Come nella parabola, non c’è destra e sinistra che tenga davanti alla trama del figliol prodigo. Certo, la destra ha polemizzato assai per le rose rosse destinate a certi figlioli di sinistra (Armando Cossutta le portò a Baraldini) e dall’altra parte si percepì analogo malumore sui marò. E tuttavia, alla fine, le condotte delle due parti risultano assai simmetriche: il ritorno in patria di un italiano innocente o colpevole che sia, condannato o in attesa di giudizio, amato o disprezzato, rapito o legalmente arrestato oltreconfine, è sempre un evento memorabile, da immortalare ai massimi livelli. Settembre 2004: il presidente del Consiglio Silvio Berlusconi con Gianni Letta corre a Fiumicino per abbracciare le due Simone. Marzo 2005, ancora Berlusconi e Letta a Ciampino per il mesto rientro della giornalista Giuliana Sgrena, pagato con la vita dell’agente Sismi Nicola Calipari. Marzo 2007: sempre Prodi in aeroporto per lo sbarco dell’inviato Daniele Mastrogiacomo, rapito dai talebani in Afghanistan. Dicembre 2012: i ministri Terzi di Sant’agata e Giampaolo Di Paola (governo Monti) solennizzano il rientro in «licenza temporanea» di Latorre e Girone. Gennaio 2015: Paolo Gentiloni è in aeroporto per salutare le volontarie Vanessa Marzullo e Greta Ramelli, vittime di un rapimento in Siria.

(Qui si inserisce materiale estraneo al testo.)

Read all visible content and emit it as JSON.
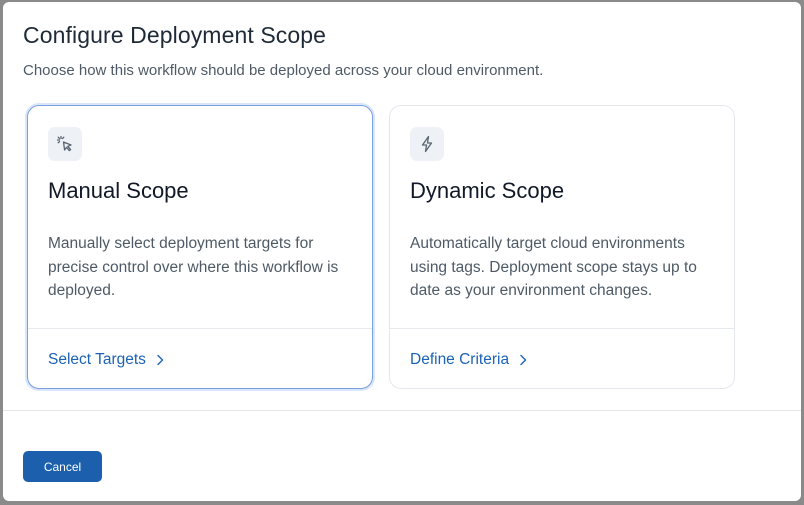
{
  "dialog": {
    "title": "Configure Deployment Scope",
    "subtitle": "Choose how this workflow should be deployed across your cloud environment."
  },
  "cards": [
    {
      "icon": "click-cursor-icon",
      "title": "Manual Scope",
      "description": "Manually select deployment targets for precise control over where this workflow is deployed.",
      "link_label": "Select Targets",
      "selected": true
    },
    {
      "icon": "lightning-bolt-icon",
      "title": "Dynamic Scope",
      "description": "Automatically target cloud environments using tags. Deployment scope stays up to date as your environment changes.",
      "link_label": "Define Criteria",
      "selected": false
    }
  ],
  "footer": {
    "cancel_label": "Cancel"
  },
  "colors": {
    "accent": "#1b5fad",
    "link": "#1c63b5",
    "selected_border": "#7aa0e0"
  }
}
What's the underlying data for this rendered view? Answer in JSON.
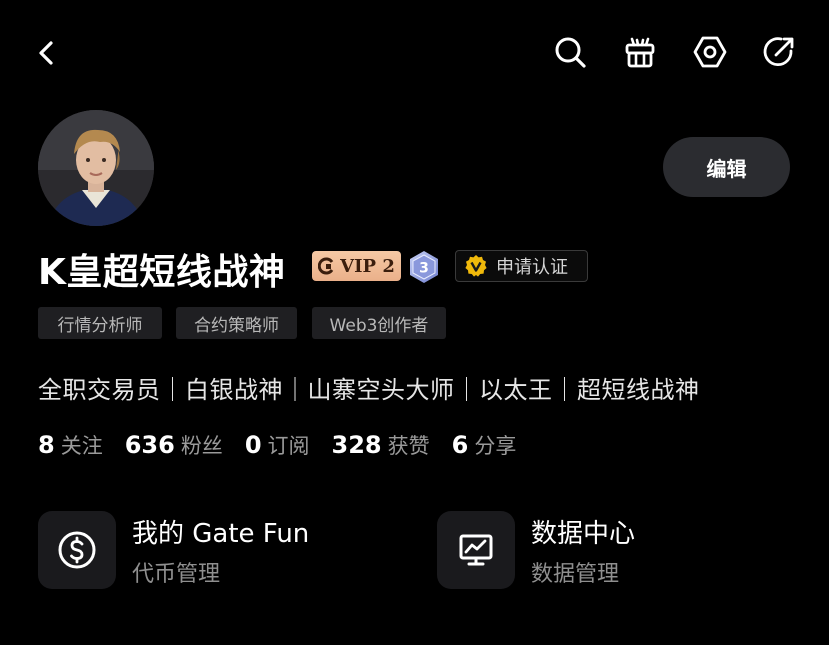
{
  "topbar": {
    "back_icon": "chevron-left-icon",
    "icons": [
      "search-icon",
      "gift-icon",
      "hexagon-settings-icon",
      "share-icon"
    ]
  },
  "profile": {
    "name": "K皇超短线战神",
    "edit_label": "编辑",
    "vip_label": "VIP 2",
    "level": "3",
    "verify_label": "申请认证",
    "tags": [
      "行情分析师",
      "合约策略师",
      "Web3创作者"
    ],
    "bio": "全职交易员｜白银战神｜山寨空头大师｜以太王｜超短线战神"
  },
  "stats": [
    {
      "value": "8",
      "label": "关注"
    },
    {
      "value": "636",
      "label": "粉丝"
    },
    {
      "value": "0",
      "label": "订阅"
    },
    {
      "value": "328",
      "label": "获赞"
    },
    {
      "value": "6",
      "label": "分享"
    }
  ],
  "cards": [
    {
      "title": "我的 Gate Fun",
      "subtitle": "代币管理",
      "icon": "dollar-coin-icon"
    },
    {
      "title": "数据中心",
      "subtitle": "数据管理",
      "icon": "chart-monitor-icon"
    }
  ],
  "colors": {
    "background": "#000000",
    "vip_badge": "#eab08a",
    "verify_badge": "#f0b90b",
    "level_badge": "#7f8fd8"
  }
}
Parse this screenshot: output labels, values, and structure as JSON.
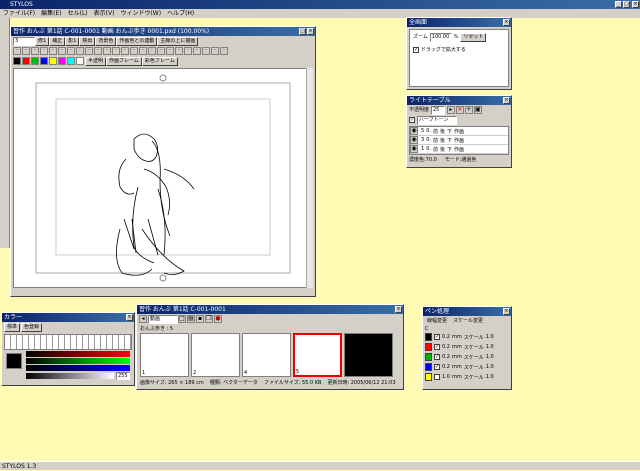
{
  "app": {
    "title": "STYLOS",
    "status": "STYLOS 1.3"
  },
  "menu": [
    "ファイル(F)",
    "編集(E)",
    "セル(L)",
    "表示(V)",
    "ウィンドウ(W)",
    "ヘルプ(H)"
  ],
  "canvas_window": {
    "title": "習作 おんぶ 第1話 C-001-0001 動画 おんぶ歩き 0001.pxd (100.00%)",
    "layer_field": "3",
    "toolbar1": [
      "修1",
      "補正",
      "影1",
      "検出",
      "背景色",
      "作画色との連動",
      "主線の上に描画"
    ],
    "toolbar2": [
      "半透明",
      "作画フレーム",
      "彩色フレーム"
    ]
  },
  "zoom_panel": {
    "title": "全画面",
    "zoom_label": "ズーム",
    "zoom_value": "100.00",
    "zoom_unit": "%",
    "reset": "リセット",
    "drag_option": "ドラッグで拡大する"
  },
  "light_table": {
    "title": "ライトテーブル",
    "opacity_label": "不透明度",
    "opacity_value": "25",
    "mode": "ハーフトーン",
    "rows": [
      {
        "num": "5",
        "f": "0.",
        "a": "前",
        "b": "後",
        "c": "下",
        "combo": "作画"
      },
      {
        "num": "3",
        "f": "0.",
        "a": "前",
        "b": "後",
        "c": "下",
        "combo": "作画"
      },
      {
        "num": "1",
        "f": "0.",
        "a": "前",
        "b": "後",
        "c": "下",
        "combo": "作画"
      }
    ],
    "footer1": "濃度色:70.0",
    "footer2": "モード:通過色"
  },
  "color_panel": {
    "title": "カラー",
    "tabs": [
      "標準",
      "色登録"
    ],
    "slider_values": [
      "",
      "",
      "",
      ""
    ],
    "alpha": "255"
  },
  "timeline": {
    "title": "習作 おんぶ 第1話 C-001-0001",
    "dropdown": "動画",
    "track": "おんぶ歩き : 5",
    "frames": [
      "1",
      "2",
      "4",
      "5",
      ""
    ],
    "status": [
      "画像サイズ: 265 × 189 cm",
      "種類: ベクターデータ",
      "ファイルサイズ: 55.0 KB",
      "更新日時: 2005/06/12 21:03"
    ]
  },
  "pen_panel": {
    "title": "ペン処理",
    "tabs": [
      "線幅変更",
      "スケール変更"
    ],
    "head": "C",
    "rows": [
      {
        "color": "#000000",
        "size": "0.2",
        "unit": "mm",
        "label": "スケール",
        "val": "1.0"
      },
      {
        "color": "#ff0000",
        "size": "0.2",
        "unit": "mm",
        "label": "スケール",
        "val": "1.0"
      },
      {
        "color": "#00b000",
        "size": "0.2",
        "unit": "mm",
        "label": "スケール",
        "val": "1.0"
      },
      {
        "color": "#0000ff",
        "size": "0.2",
        "unit": "mm",
        "label": "スケール",
        "val": "1.0"
      },
      {
        "color": "#ffff00",
        "size": "1.0",
        "unit": "mm",
        "label": "スケール",
        "val": "1.0"
      }
    ]
  },
  "colors": {
    "palette": [
      "#000000",
      "#ff0000",
      "#00c000",
      "#0000ff",
      "#ffff00",
      "#ff00ff",
      "#00ffff",
      "#ffffff"
    ]
  }
}
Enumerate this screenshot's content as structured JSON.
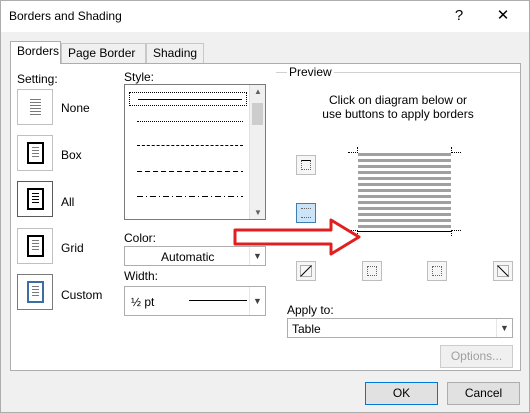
{
  "dialog": {
    "title": "Borders and Shading",
    "help_glyph": "?",
    "close_glyph": "✕"
  },
  "tabs": [
    {
      "label": "Borders",
      "active": true
    },
    {
      "label": "Page Border",
      "active": false
    },
    {
      "label": "Shading",
      "active": false
    }
  ],
  "setting": {
    "label": "Setting:",
    "options": [
      {
        "label": "None",
        "icon": "setting-none-icon"
      },
      {
        "label": "Box",
        "icon": "setting-box-icon"
      },
      {
        "label": "All",
        "icon": "setting-all-icon",
        "selected": true
      },
      {
        "label": "Grid",
        "icon": "setting-grid-icon"
      },
      {
        "label": "Custom",
        "icon": "setting-custom-icon"
      }
    ]
  },
  "style": {
    "label": "Style:",
    "items": [
      "solid",
      "dotted",
      "dashed-small",
      "dashed-large",
      "dash-dot"
    ],
    "selected": "solid"
  },
  "color": {
    "label": "Color:",
    "value": "Automatic"
  },
  "width": {
    "label": "Width:",
    "value": "½ pt"
  },
  "preview": {
    "label": "Preview",
    "instructions_line1": "Click on diagram below or",
    "instructions_line2": "use buttons to apply borders"
  },
  "apply_to": {
    "label": "Apply to:",
    "value": "Table"
  },
  "buttons": {
    "options": "Options...",
    "ok": "OK",
    "cancel": "Cancel"
  },
  "colors": {
    "annotation_arrow": "#e02020",
    "selected_border_button": "#cce4f7"
  }
}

Sì, l’Italia del figliol prodigo ama le passerelle, ma in questo caso non è solo vanità. Destra e sinistra sanno per istinto che il plot del figlio perso e ritrovato tocca il cuore di tutti, oltre ogni distinzione di fazione. Perché magari quello si è fatto delinquente, avventuriero, ha idee che non ci piacciono, se ne è andato sbattendo la porta, ma il sentimento del Paese, salvo isolate nicchie di crudeltà, non guarda ai dettagli: il figlio è figlio, pezz ’e core, e quando torna tutti ci immedesimiamo nella mamma che corre in cucina a fare le lasagne, la versione nostrana del vitello grasso.